Ignoring successful versus failed latency. If errors return in 2ms and successes take 200ms, mixing them gives a misleadingly low latency number. Filter by status code.

Alerting on raw CPU percentage. High CPU is not inherently bad. High CPU combined with rising latency is bad. Correlate saturation with user-facing signals before paging someone.
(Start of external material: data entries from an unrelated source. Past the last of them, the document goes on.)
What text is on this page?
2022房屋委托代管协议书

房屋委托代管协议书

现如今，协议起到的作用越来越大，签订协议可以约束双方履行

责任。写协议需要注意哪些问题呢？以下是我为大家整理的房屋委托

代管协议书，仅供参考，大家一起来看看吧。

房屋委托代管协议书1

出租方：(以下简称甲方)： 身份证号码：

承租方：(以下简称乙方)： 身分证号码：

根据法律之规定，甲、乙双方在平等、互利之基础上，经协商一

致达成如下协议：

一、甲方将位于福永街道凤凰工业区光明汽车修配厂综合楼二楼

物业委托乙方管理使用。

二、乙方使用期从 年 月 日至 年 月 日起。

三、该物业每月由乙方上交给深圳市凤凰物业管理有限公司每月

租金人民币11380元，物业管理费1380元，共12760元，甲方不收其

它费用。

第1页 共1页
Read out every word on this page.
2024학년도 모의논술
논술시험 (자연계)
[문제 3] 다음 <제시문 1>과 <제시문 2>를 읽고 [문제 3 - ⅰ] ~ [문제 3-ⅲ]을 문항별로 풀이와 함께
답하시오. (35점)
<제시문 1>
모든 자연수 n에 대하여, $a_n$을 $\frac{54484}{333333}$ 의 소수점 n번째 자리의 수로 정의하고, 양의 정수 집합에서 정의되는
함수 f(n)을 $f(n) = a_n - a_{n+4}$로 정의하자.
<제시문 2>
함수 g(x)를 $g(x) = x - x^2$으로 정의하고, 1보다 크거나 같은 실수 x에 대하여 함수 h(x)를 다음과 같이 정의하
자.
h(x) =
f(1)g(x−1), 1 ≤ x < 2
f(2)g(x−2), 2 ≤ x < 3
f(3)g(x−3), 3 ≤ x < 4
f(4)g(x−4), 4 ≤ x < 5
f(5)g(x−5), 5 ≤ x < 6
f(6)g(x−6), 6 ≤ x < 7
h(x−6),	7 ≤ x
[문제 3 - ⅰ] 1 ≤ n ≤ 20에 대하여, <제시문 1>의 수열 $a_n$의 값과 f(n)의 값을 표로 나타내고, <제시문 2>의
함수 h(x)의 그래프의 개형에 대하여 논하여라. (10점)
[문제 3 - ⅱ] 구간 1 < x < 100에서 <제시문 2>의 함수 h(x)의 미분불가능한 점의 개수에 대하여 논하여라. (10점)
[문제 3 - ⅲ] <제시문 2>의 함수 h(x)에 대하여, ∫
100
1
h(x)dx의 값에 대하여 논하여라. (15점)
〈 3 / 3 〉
Treating all errors equally. A 404 is not the same as a 500. Separate client errors from server errors in your error rate calculation.

From Signals to Action

Golden signals are not just dashboard decorations. They feed into SLOs, error budgets, and on-call decisions. When latency breaches the SLO, that is a signal to investigate. When the error budget burns too fast, that is a signal to slow down feature releases and invest in reliability.

The four golden signals give you a shared vocabulary across teams. Instead of “the service feels slow,” you say “p95 latency crossed 400ms at 14:32 and the error rate is at 0.8 percent.” That precision turns vague complaints into actionable investigations.

Wrap-up

Latency, traffic, errors, and saturation. Four signals, four dashboard panels, four sets of alerts. They will not catch every problem, but they will catch the ones that matter to users. Start here, layer in distributed tracing and logs when you need to dig deeper, and resist the urge to monitor everything before you monitor the right things.